AB ülkelerine bakıldığında Türkiye’nin yüzde 2,2’lik büyümesinin bir başarı olarak değerlendirilebileceğini, ancak gelişmekte olan ülkelerin yakalamış oldukları  yüzde 6’lık büyüme karşısında başarısız kaldığını vurgulayan Yorgancılar, “Yıllık yüzde 2,2 düzeyindeki büyümenin yavaşlayan küresel talebe rağmen ihracattan gelmesinin olumlu bir gelişme olduğunu ancak iç talebin binde 7 gerilemesinin sağlıklı olmadığını ifade etti. Yorgancılar, "2011 yılında iç talep, 2012 yılında dış talep ile büyüdük. Önemli ve sağlıklı olan büyümenin hem iç hem de dış talepten beslenmesidir. Günümüz küresel rekabet ortamı ve Türkiye ekonomisinin yapısal özellikleri tek kanatlı bir büyümenin sürdürülebilir olmasını engellemektedir. Yeni, farklı ve yenilik bazlı bir sanayileşme ve büyüme stratejisine olan ihtiyaç ortadadır" diye konuştu.

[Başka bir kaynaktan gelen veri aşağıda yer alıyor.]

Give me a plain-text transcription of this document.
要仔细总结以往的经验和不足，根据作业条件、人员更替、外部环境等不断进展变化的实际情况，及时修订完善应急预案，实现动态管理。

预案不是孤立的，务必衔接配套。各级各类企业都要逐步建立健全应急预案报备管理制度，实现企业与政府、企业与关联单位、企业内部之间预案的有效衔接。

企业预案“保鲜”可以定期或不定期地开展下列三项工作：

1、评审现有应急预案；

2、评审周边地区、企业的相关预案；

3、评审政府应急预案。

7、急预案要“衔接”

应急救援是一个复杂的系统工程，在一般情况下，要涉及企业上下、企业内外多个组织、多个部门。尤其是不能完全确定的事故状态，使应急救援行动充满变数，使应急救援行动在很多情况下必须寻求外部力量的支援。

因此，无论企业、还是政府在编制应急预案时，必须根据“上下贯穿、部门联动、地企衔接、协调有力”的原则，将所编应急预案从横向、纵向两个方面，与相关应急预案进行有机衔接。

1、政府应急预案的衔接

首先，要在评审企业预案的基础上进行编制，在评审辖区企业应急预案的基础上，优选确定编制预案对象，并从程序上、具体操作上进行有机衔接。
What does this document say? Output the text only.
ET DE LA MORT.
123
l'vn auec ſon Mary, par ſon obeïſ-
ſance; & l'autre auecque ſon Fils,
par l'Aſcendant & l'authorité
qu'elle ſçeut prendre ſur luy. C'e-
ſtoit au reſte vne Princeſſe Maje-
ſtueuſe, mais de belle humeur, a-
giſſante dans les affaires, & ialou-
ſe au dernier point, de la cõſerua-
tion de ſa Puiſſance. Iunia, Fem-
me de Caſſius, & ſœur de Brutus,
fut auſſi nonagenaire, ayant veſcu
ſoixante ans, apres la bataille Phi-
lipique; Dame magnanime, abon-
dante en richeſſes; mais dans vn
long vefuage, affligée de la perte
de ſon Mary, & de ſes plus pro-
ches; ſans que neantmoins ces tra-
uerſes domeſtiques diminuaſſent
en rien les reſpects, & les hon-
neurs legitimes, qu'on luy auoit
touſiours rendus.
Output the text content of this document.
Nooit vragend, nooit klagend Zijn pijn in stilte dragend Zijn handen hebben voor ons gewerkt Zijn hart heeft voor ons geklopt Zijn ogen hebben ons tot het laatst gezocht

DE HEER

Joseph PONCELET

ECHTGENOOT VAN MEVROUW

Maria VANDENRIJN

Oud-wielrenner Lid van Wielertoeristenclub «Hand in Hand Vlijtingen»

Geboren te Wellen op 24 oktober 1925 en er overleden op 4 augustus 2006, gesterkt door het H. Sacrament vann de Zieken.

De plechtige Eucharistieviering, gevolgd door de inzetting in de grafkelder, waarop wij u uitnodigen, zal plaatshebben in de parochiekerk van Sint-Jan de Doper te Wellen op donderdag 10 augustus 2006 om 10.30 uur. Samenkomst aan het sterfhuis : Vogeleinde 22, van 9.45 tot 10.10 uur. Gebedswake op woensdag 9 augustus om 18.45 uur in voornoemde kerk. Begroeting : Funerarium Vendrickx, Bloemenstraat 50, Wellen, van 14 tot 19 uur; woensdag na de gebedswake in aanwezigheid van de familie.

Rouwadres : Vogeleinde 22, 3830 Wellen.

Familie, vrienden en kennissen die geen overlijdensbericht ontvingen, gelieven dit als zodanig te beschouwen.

Büyüme verilerinin 2013 ve sonrası yıllar için de uyarı niteliğinde sinyaller verdiğini söyleyen Yorgancılar, özel sektör yatırımlarının son çeyrekte yüzde 9,2 yıllık bazda ise yüzde 4,5 gerilemesinin bu yılın yanında gelecek yılların üretim kapasitesi ve büyüme hızı konusunda da endişe yarattığını öne sürdü. Bu durumun ayrıca 2012 yılı Haziran ayında resmileşen ve konjonktürel açıdan şansız bir döneme denk gelen yeni teşvik paketinin de sorgulanması ve yenilenmesi gereğine işaret ettiğini belirten Yorgancılar,  2012 yılını sanayi sektörü açısından da değerlendirdi.  Yorgancılar, "2011 yılında yüzde 10 oranında büyüyen imalat sanayinde 2012'nin son çeyreğinde büyüme durmuş, yılın bütününde üretim sadece yüzde 1,9 oranında artmıştır. Bu rakamlar sektörün 2009 krizi sonrası en düşük yıllık büyüme hızı, 2008 sonrası en kötü son çeyrek büyümesi ile karşı karşıya kaldığını ortaya koymaktadır. Yeni pazarlar bulma ve ihracat artışı konusundaki büyük çalışmalar sonucunda ancak bu büyüme hızı yakalanabilmiştir. Reel kurların ortalama olarak gerilediği bir ortamda bu çok önemli bir başarıdır. Ancak, 2013 yılında bu başarının devam etme olasılığı düşüktür. Dolayısıyla yeni bir yatırım, üretim, ihracat stratejisi ile buna imkan verecek makro ekonomik koşulların oluşturulması gerekmektedir. Girişimcilerimiz verimlilik artışı ve yeni pazarlara yönelme konusunda elinden geleni yapmıştır. Sıra, reel sektör bazlı büyüme için; faiz, kur, enerji maliyetleri, istihdam vergileri gibi makro ekonomik değişkenleri uygun hale getirmeye gelmiştir. Aksi halde hem artan cari açık hem de yükselen işsizlik ile karşılaşılması sürpriz olmayacaktır. Ayrıca 2023 hedefleri Kaf Dağının arkasında kalacaktır" dedi.